Which is the real menace? Hijras or Police
People whose bodies and sexualities put them beyond the pale of social norms are without rights in the eyes of Indian policeComments
Early on October 20, Bangalore police arrested five hijras – a traditional cultural identity for working-class transgender people who, born as men, identify as women. Such arrests are sadly routine. Throughout India, many hijras cannot get identity papers: the state will not let them change their legal sex and denies them IDs if their appearance does not match their birth gender. As a result, they often cannot work, go to school, find jobs, vote, or even move around freely. Social prejudice against "men" or "women" who are not "masculine" or "feminine" enough makes them ready victims of violence.
Denied viable opportunities for work, hijras are forced to resort to begging or demanding goodwill funds during marriage or birth celebrations. That way of life has been part of several regional Indian cultures, where blessings of a hijra were considered a good omen. But as these traditions erode, many hijras have had to survive as street beggars or sex workers. In both cases, police slap them with fines, jail them, sometimes physically or sexually abuse them.

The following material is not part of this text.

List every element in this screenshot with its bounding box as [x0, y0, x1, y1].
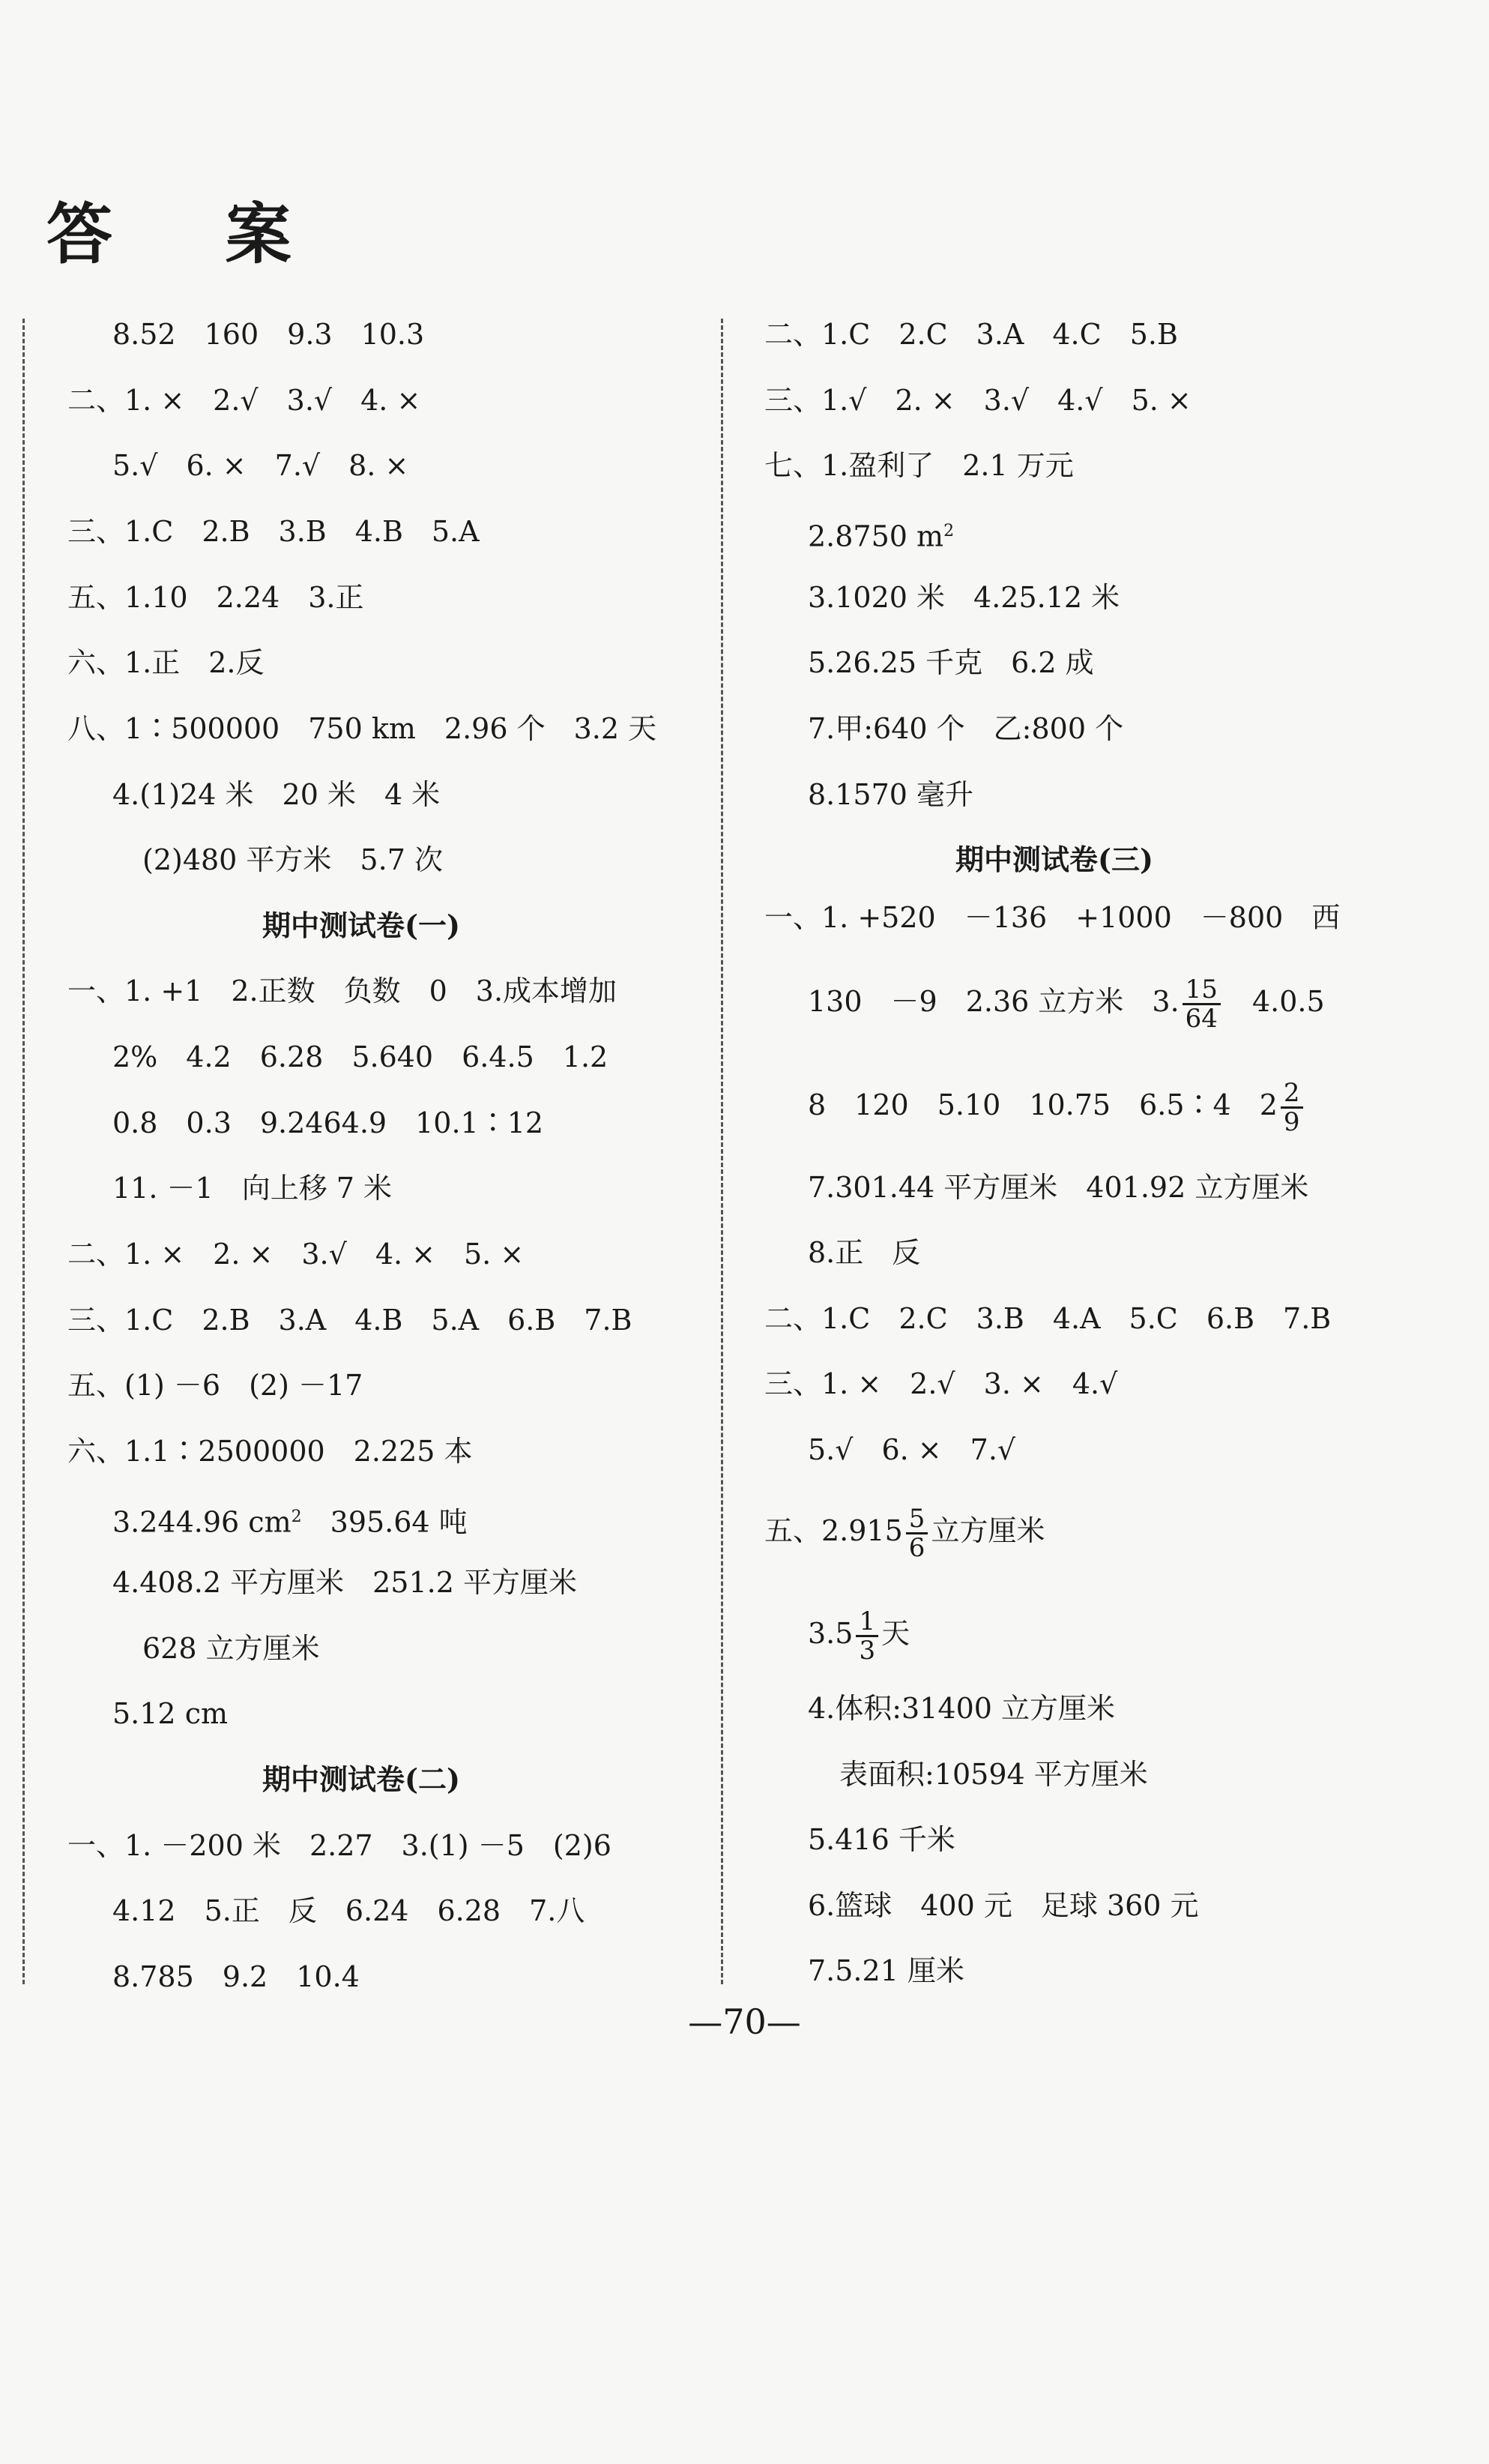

In India's vibrant civil society, a growing number of NGOs support the sexually – as well as politically and economically – disenfranchised. A crisis intervention team from the Bangalore-based organisation Sangama, which works to protect and advance the rights of sexual minorities, arrived at the police station to help. The group is trained to assist hijras in fending off barrages of minor charges. But this time, the police jailed the five members of the crisis intervention team as well, beating and sexually abusing some of them.

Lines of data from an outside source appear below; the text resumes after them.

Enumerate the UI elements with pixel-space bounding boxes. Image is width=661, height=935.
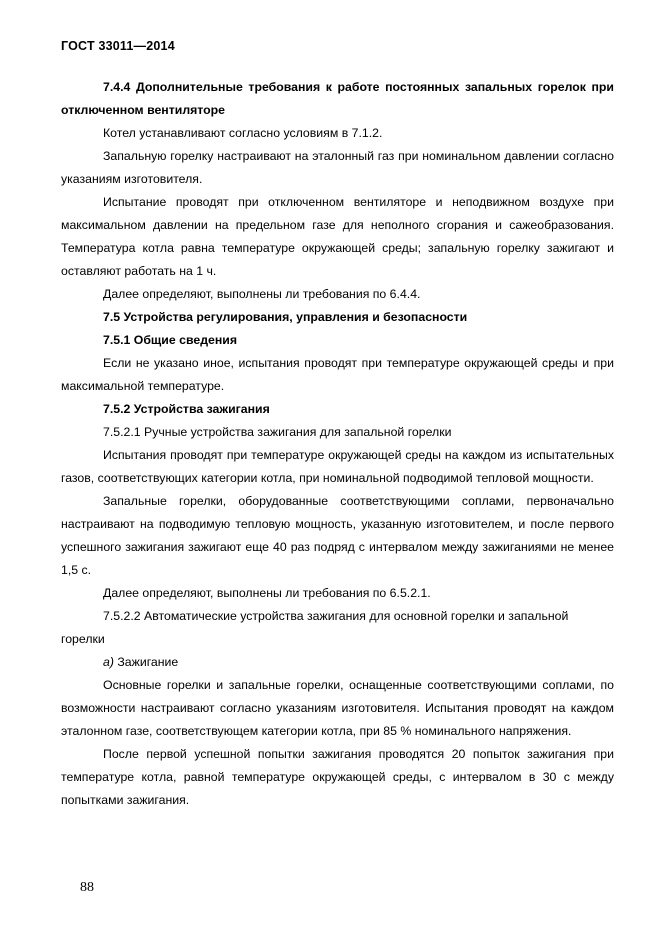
paragraph-fan-off-test: Испытание проводят при отключенном вентиляторе и неподвижном воздухе при максимальном давлении на предельном газе для неполного сгорания и сажеобразования. Температура котла равна температуре окружающей среды; запальную горелку зажигают и оставляют работать на 1 ч. — [61, 195, 614, 278]
list-item-text: Зажигание — [113, 655, 179, 669]
subsection-7-5-2-1: 7.5.2.1 Ручные устройства зажигания для запальной горелки — [103, 425, 452, 439]
paragraph-check-6-4-4: Далее определяют, выполнены ли требования по 6.4.4. — [103, 287, 421, 301]
paragraph-boiler-installation: Котел устанавливают согласно условиям в 7.1.2. — [103, 126, 383, 140]
paragraph-test-gases: Испытания проводят при температуре окружающей среды на каждом из испытательных газов, соответствующих категории котла, при номинальной подводимой тепловой мощности. — [61, 448, 614, 485]
list-item-ignition — [61, 651, 614, 674]
list-marker: а) — [103, 655, 114, 669]
section-heading-7-4-4: 7.4.4 Дополнительные требования к работе постоянных запальных горелок при отключенном вентиляторе — [61, 80, 614, 117]
section-heading-7-5: 7.5 Устройства регулирования, управления и безопасности — [103, 310, 468, 324]
section-heading-7-5-2: 7.5.2 Устройства зажигания — [103, 402, 270, 416]
subsection-7-5-2-2: 7.5.2.2 Автоматические устройства зажигания для основной горелки и запальной горелки — [61, 609, 569, 646]
paragraph-burner-setup: Основные горелки и запальные горелки, оснащенные соответствующими соплами, по возможности настраивают согласно указаниям изготовителя. Испытания проводят на каждом эталонном газе, соответствующем категории котла, при 85 % номинального напряжения. — [61, 678, 614, 738]
paragraph-ignition-attempts: После первой успешной попытки зажигания проводятся 20 попыток зажигания при температуре котла, равной температуре окружающей среды, с интервалом в 30 с между попытками зажигания. — [61, 747, 614, 807]
page-body — [61, 76, 614, 812]
page-number: 88 — [80, 880, 94, 895]
paragraph-pilot-ignition-40: Запальные горелки, оборудованные соответствующими соплами, первоначально настраивают на подводимую тепловую мощность, указанную изготовителем, и после первого успешного зажигания зажигают еще 40 раз подряд с интервалом между зажиганиями не менее 1,5 с. — [61, 494, 614, 577]
document-standard-title: ГОСТ 33011—2014 — [61, 39, 175, 53]
paragraph-pilot-adjustment: Запальную горелку настраивают на эталонный газ при номинальном давлении согласно указаниям изготовителя. — [61, 149, 614, 186]
paragraph-check-6-5-2-1: Далее определяют, выполнены ли требования по 6.5.2.1. — [103, 586, 431, 600]
section-heading-7-5-1: 7.5.1 Общие сведения — [103, 333, 237, 347]
paragraph-general-conditions: Если не указано иное, испытания проводят при температуре окружающей среды и при максимальной температуре. — [61, 356, 614, 393]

The situation escalated after about 150 activists from a wide range of social movements – lesbian and gay, hijras, feminists, trade union leaders, Dalit activists – gathered outside the station for a peaceful protest. The police invited six of them into the station, ostensibly for a dialogue, then arrested them. Two women among them were sexually assaulted, one of them kicked and beaten by a police inspector when she demanded he not touch her breasts. However, none of the six were charged.
The press reported – and police confirmed to the activists they arrested – that this was the start of a drive by local authorities to contain what they called the "eunuch menace", citing public complaints against hijras as justification. A police official told one jailed activist who demanded an end to the violence and the human rights abuses: "Yes, this is human rights violations, so what? Stop us if you can."
The poor and disempowered are no "menace". But prejudice is. Indian democracy is still riven, and endangered, by deep divisions. These shocking arrests show how people whose bodies and sexualities put them beyond the pale of social norms are effectively without rights in the eyes of the police.
The violence also shows, though, how anyone who defends sexual rights can also become a target of abuse, arrest, and, in some cases, sexual violence.
The High Court in Delhi is in the last stages of deciding a challenge to Section 377 of the Indian Penal Code. This law, a British colonial invention, criminalises "carnal intercourse against the order of nature". Human rights activists want it reinterpreted to end the criminalisation of adult, consensual homosexual conduct.